Son fiancé goûtait le style Louis XV.

Le mauvais goût de Marthe était autre; elle aurait plutôt versé dans le japonais. Il me fallut donc les combattre tous deux. C'était à qui jouerait le plus vite. Au moindre mot de Marthe, devinant ce qui la tentait, il me fallait lui désigner le contraire, qui ne me plaisait pas toujours, afin de me donner l'apparence de céder à ses caprices, quand j'abandonnerais un meuble pour un autre, qui dérangeait moins son œil.

Elle murmurait: «Lui qui voulait une chambre rose.» N'osant même plus m'avouer ses propres goûts, elle les attribuait à son fiancé. Je devinai que dans quelques jours nous les raillerions ensemble.

Pourtant je ne comprenais pas bien cette faiblesse. «Si elle ne m'aime pas, pensai-je, quelle raison a-t-elle de me céder, de sacrifier ses préférences, et celles de ce jeune homme, aux miennes?» Je n'en trouvai aucune. La plus modeste eût été encore de me dire que Marthe m'aimait. Pourtant j'étais sûr du contraire.

Marthe m'avait dit: «Au moins laissons-lui l'étoffe rose.»—«Laissons-lui!» Rien que pour ce mot, je me sentais près de lâcher prise. Mais «lui laisser l'étoffe rose» équivalait à tout abandonner. Je représentai à Marthe combien ces murs roses gâcheraient les meubles simples que «nous avions choisis», et, reculant encore devant le scandale, lui conseillai de faire peindre les murs de sa chambre à la chaux!

C'était le coup de grâce. Toute la journée Marthe avait été tellement harcelée qu'elle le reçut sans révolte. Elle se contenta de me dire: «En effet, vous avez raison.»

À la fin de cette journée éreintante, je me félicitai du pas que j'avais fait.
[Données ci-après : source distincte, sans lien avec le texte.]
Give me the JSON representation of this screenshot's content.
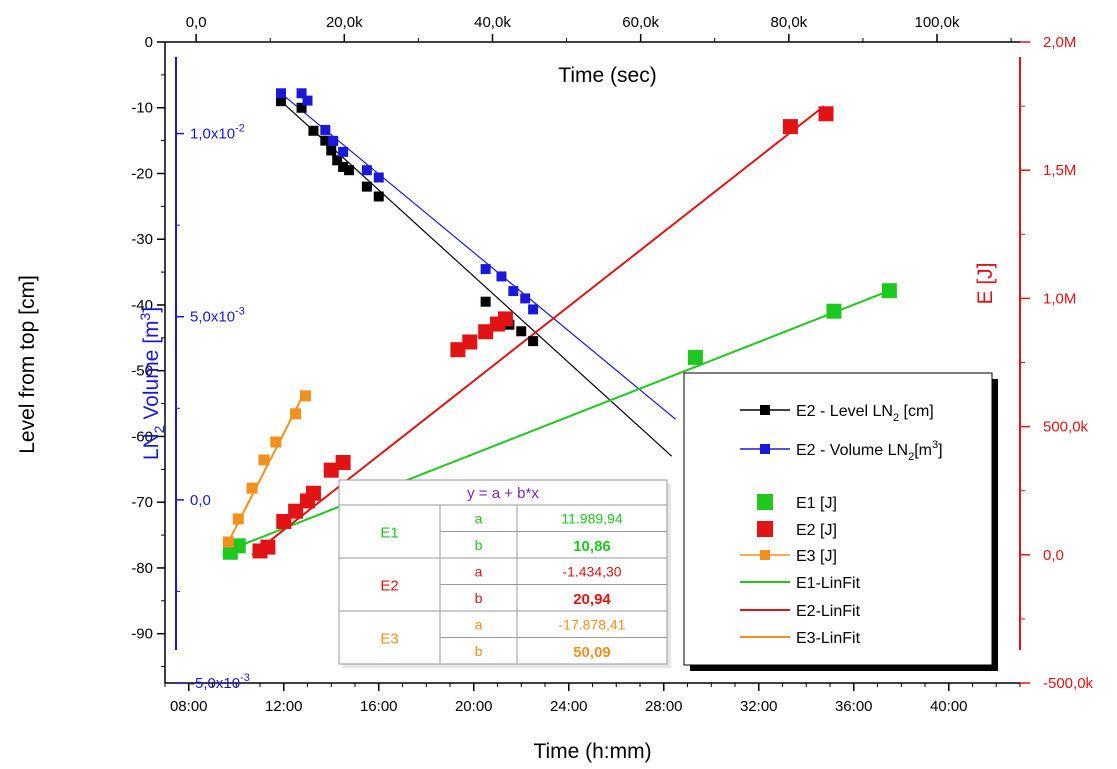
{
  "chart_data": {
    "type": "scatter",
    "title": "",
    "colors": {
      "black": "#000000",
      "blue": "#1a1ad6",
      "red": "#e01414",
      "green": "#1ec81e",
      "orange": "#f0901e",
      "purple": "#7a24b4"
    },
    "axes": {
      "bottom": {
        "label": "Time (h:mm)",
        "range": [
          "07:00",
          "43:00"
        ],
        "ticks": [
          "08:00",
          "12:00",
          "16:00",
          "20:00",
          "24:00",
          "28:00",
          "32:00",
          "36:00",
          "40:00"
        ]
      },
      "top": {
        "label": "Time (sec)",
        "range": [
          -4200,
          111200
        ],
        "ticks": [
          "0,0",
          "20,0k",
          "40,0k",
          "60,0k",
          "80,0k",
          "100,0k"
        ],
        "tick_values": [
          0,
          20000,
          40000,
          60000,
          80000,
          100000
        ]
      },
      "left": {
        "label": "Level from top [cm]",
        "range": [
          -97.5,
          0
        ],
        "ticks": [
          "0",
          "-10",
          "-20",
          "-30",
          "-40",
          "-50",
          "-60",
          "-70",
          "-80",
          "-90"
        ],
        "tick_values": [
          0,
          -10,
          -20,
          -30,
          -40,
          -50,
          -60,
          -70,
          -80,
          -90
        ]
      },
      "inner_left": {
        "label_main": "LN",
        "label_sub": "2",
        "label_rest": " Volume [m",
        "label_sup": "3",
        "label_end": "]",
        "range": [
          -0.005,
          0.0125
        ],
        "ticks": [
          {
            "value": 0.01,
            "mantissa": "1,0x10",
            "exponent": "-2"
          },
          {
            "value": 0.005,
            "mantissa": "5,0x10",
            "exponent": "-3"
          },
          {
            "value": 0.0,
            "mantissa": "0,0",
            "exponent": ""
          },
          {
            "value": -0.005,
            "mantissa": "-5,0x10",
            "exponent": "-3"
          }
        ]
      },
      "right": {
        "label": "E [J]",
        "range": [
          -500000,
          2000000
        ],
        "ticks": [
          "2,0M",
          "1,5M",
          "1,0M",
          "500,0k",
          "0,0",
          "-500,0k"
        ],
        "tick_values": [
          2000000,
          1500000,
          1000000,
          500000,
          0,
          -500000
        ]
      }
    },
    "series": [
      {
        "name": "E2 - Level LN",
        "name_sub": "2",
        "name_rest": " [cm]",
        "axis": "left",
        "color": "black",
        "marker": "small-square",
        "x": [
          "11:53",
          "12:45",
          "13:15",
          "13:45",
          "14:00",
          "14:15",
          "14:30",
          "14:45",
          "15:30",
          "16:00",
          "20:30",
          "21:30",
          "22:00",
          "22:30"
        ],
        "y": [
          -9.0,
          -10.0,
          -13.5,
          -15.0,
          -16.5,
          -18.0,
          -19.0,
          -19.5,
          -22.0,
          -23.5,
          -39.5,
          -43.0,
          -44.0,
          -45.5
        ]
      },
      {
        "name": "E2 - Volume LN",
        "name_sub": "2",
        "name_rest": "[m",
        "name_sup": "3",
        "name_end": "]",
        "axis": "inner_left",
        "color": "blue",
        "marker": "small-square",
        "x": [
          "11:53",
          "12:45",
          "13:00",
          "13:45",
          "14:05",
          "14:30",
          "15:30",
          "16:00",
          "20:30",
          "21:10",
          "21:40",
          "22:10",
          "22:30"
        ],
        "y": [
          0.0111,
          0.0111,
          0.0109,
          0.0101,
          0.0098,
          0.0095,
          0.009,
          0.0088,
          0.0063,
          0.0061,
          0.0057,
          0.0055,
          0.0052
        ]
      },
      {
        "name": "E1 [J]",
        "axis": "right",
        "color": "green",
        "marker": "big-square",
        "x": [
          "09:45",
          "10:05",
          "29:20",
          "35:10",
          "37:30"
        ],
        "y": [
          10000,
          35000,
          770000,
          950000,
          1030000
        ]
      },
      {
        "name": "E2 [J]",
        "axis": "right",
        "color": "red",
        "marker": "big-square",
        "x": [
          "11:00",
          "11:20",
          "12:00",
          "12:30",
          "13:00",
          "13:15",
          "14:00",
          "14:30",
          "19:20",
          "19:50",
          "20:30",
          "21:00",
          "21:20",
          "33:20",
          "34:50"
        ],
        "y": [
          15000,
          30000,
          130000,
          170000,
          210000,
          240000,
          330000,
          360000,
          800000,
          830000,
          870000,
          900000,
          920000,
          1670000,
          1720000
        ]
      },
      {
        "name": "E3 [J]",
        "axis": "right",
        "color": "orange",
        "marker": "medium-square",
        "x": [
          "09:40",
          "10:05",
          "10:40",
          "11:10",
          "11:40",
          "12:30",
          "12:55"
        ],
        "y": [
          50000,
          140000,
          260000,
          370000,
          440000,
          550000,
          620000
        ]
      }
    ],
    "fits": [
      {
        "name": "E1-LinFit",
        "color": "green",
        "axis": "right",
        "x": [
          "10:00",
          "37:30"
        ],
        "y": [
          30000,
          1030000
        ]
      },
      {
        "name": "E2-LinFit",
        "color": "red",
        "axis": "right",
        "x": [
          "10:40",
          "34:45"
        ],
        "y": [
          0,
          1750000
        ]
      },
      {
        "name": "E3-LinFit",
        "color": "orange",
        "axis": "right",
        "x": [
          "09:40",
          "12:55"
        ],
        "y": [
          50000,
          640000
        ]
      }
    ],
    "trend_lines": [
      {
        "series": "E2 - Level LN2",
        "color": "black",
        "axis": "left",
        "x": [
          "11:53",
          "28:20"
        ],
        "y": [
          -9.0,
          -63.0
        ]
      },
      {
        "series": "E2 - Volume LN2",
        "color": "blue",
        "axis": "inner_left",
        "x": [
          "11:53",
          "28:30"
        ],
        "y": [
          0.0111,
          0.0022
        ]
      }
    ],
    "legend": {
      "placement": "bottom-right inside plot",
      "entries": [
        {
          "name": "E2 - Level LN",
          "sub": "2",
          "rest": " [cm]",
          "type": "line-marker",
          "color": "black"
        },
        {
          "name": "E2 - Volume LN",
          "sub": "2",
          "rest": "[m",
          "sup": "3",
          "end": "]",
          "type": "line-marker",
          "color": "blue"
        },
        {
          "name": "E1 [J]",
          "type": "big-marker",
          "color": "green"
        },
        {
          "name": "E2 [J]",
          "type": "big-marker",
          "color": "red"
        },
        {
          "name": "E3 [J]",
          "type": "line-marker",
          "color": "orange"
        },
        {
          "name": "E1-LinFit",
          "type": "line",
          "color": "green"
        },
        {
          "name": "E2-LinFit",
          "type": "line",
          "color": "red"
        },
        {
          "name": "E3-LinFit",
          "type": "line",
          "color": "orange"
        }
      ]
    },
    "fit_table": {
      "header": "y = a + b*x",
      "rows": [
        {
          "group": "E1",
          "color": "green",
          "a": "11.989,94",
          "b": "10,86"
        },
        {
          "group": "E2",
          "color": "red",
          "a": "-1.434,30",
          "b": "20,94"
        },
        {
          "group": "E3",
          "color": "orange",
          "a": "-17.878,41",
          "b": "50,09"
        }
      ],
      "a_label": "a",
      "b_label": "b"
    }
  }
}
J'étais parvenu à transformer, meuble à meuble, ce mariage d'amour, ou plutôt d'amourette, en un mariage de raison, et lequel! puisque la raison n'y tenait aucune place, chacun ne trouvant chez l'autre que les avantages qu'offre un mariage d'amour.

En me quittant, ce soir-là, au lieu d'éviter désormais mes conseils, elle m'avait prié de l'aider les jours suivants dans le choix de ses autres meubles. Je le lui promis, mais à condition qu'elle me jurât de ne jamais le dire à son fiancé, puisque la seule raison qui pût à la longue lui faire admettre ces meubles, s'il avait de l'amour pour Marthe, c'était de penser que tout sortait d'elle, de son bon plaisir, qui deviendrait le leur.

Quand je rentrai à la maison, je crus lire dans le regard de mon père qu'il avait déjà appris mon escapade. Naturellement il ne savait rien; comment eût-il pu le savoir?

«Bah! Jacques s'habituera bien à cette chambre», avait dit Marthe. En me couchant, je me répétai que, si elle songeait à son mariage avant de dormir, elle devait, ce soir, l'envisager de toute autre sorte qu'elle ne l'avait fait les jours précédents. Pour moi, quelle que fût l'issue de cette idylle, j'étais, d'avance, bien vengé de son Jacques: je pensais à la nuit de noces dans cette chambre austère, dans «ma» chambre!